I valori dello scautismo non potevano certe mantenere neutrali le Aquile nel periodo della repubblica di Salo’. Nel 1943 Kelly, Baden, altri giovani appartenenti alla formazioni partigiane cattoliche e membri del clero fondarono O.S.C.A.R: Organizzazione Scout Collocamento Assistenza Ricercati.

L’obbiettivo era nell’acronimo: Assistere i ricercati dai nazi fascisti. Renitenti alla leva, Ebrei, oppositori del regime o chi con il regime non era più schierato (come Indro Montanelli) vennero fatti espatriare in Svizzera attraverso i sentieri che gli scout conoscono bene; oltre 2000 persone in meno di due anni.
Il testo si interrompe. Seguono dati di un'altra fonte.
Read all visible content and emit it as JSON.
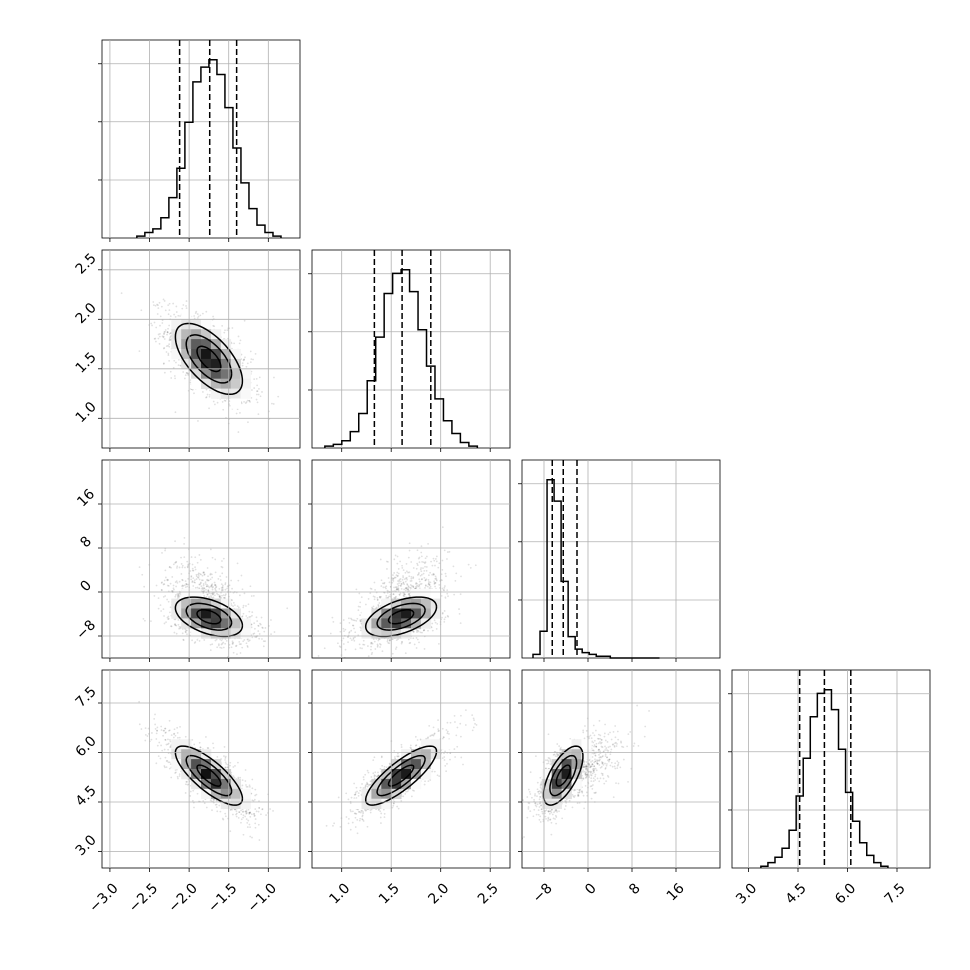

Cenderon racconta una delle azioni che vide O.S.C.A.R protagonista: la liberazione del piccolo Gabriele Balcone di 4 anni. La famiglia Balcone (padre “ariano” ma mamma ebrea) viene arrestata mentre tentava di raggiungere la Svizzera. Grazie alle suore del convento presso il quale era custodito il bimbo, e alla complicità di un medico il piccolo Gabriele venne ricoverato per una finta appendicite in un ospedale a Varese e da lì sottratto alla autorità fascista con un colpo di mano dagli uomini di O.S.C.A.R. tra i quali Uccellini.

Un’ora e mezza (volata) di storie e persone durante la quale Cendron non perde né il ritmo del narrare né l’attenzione del pubblico.

Uno spettacolo solido frutto di una evidente ricerca storica con una chiara definizione dei personaggi e delle spinte etico-religiose che guidarono le loro azioni. Manca, a proposito delle spinte etico- religiose, un accenno alle attività di O.S.C.A.R. dopo la fine del regime fascista. Per alcuni mesi a partire dall’aprile 1945. OSCAR si adoperò a proteggere ricercati e perseguitati; anche se ora si tratta dell’ SS-Standartenführer Dollmann (ritenuto tra i responsabili della strage delle fosse ardeatine) o l‘SS-Obergruppenfuhre Karl Wolff (processato e condannato a 15 anni per come criminale di guerra). Un non facile elemento di contrasto altamente divisivo che avrebbe, però, contribuito ad una ancora più precisa caratterizzazione dei protagonisti di queste vicende.

Da vedere al Cooperativa fino al 19 dicembre.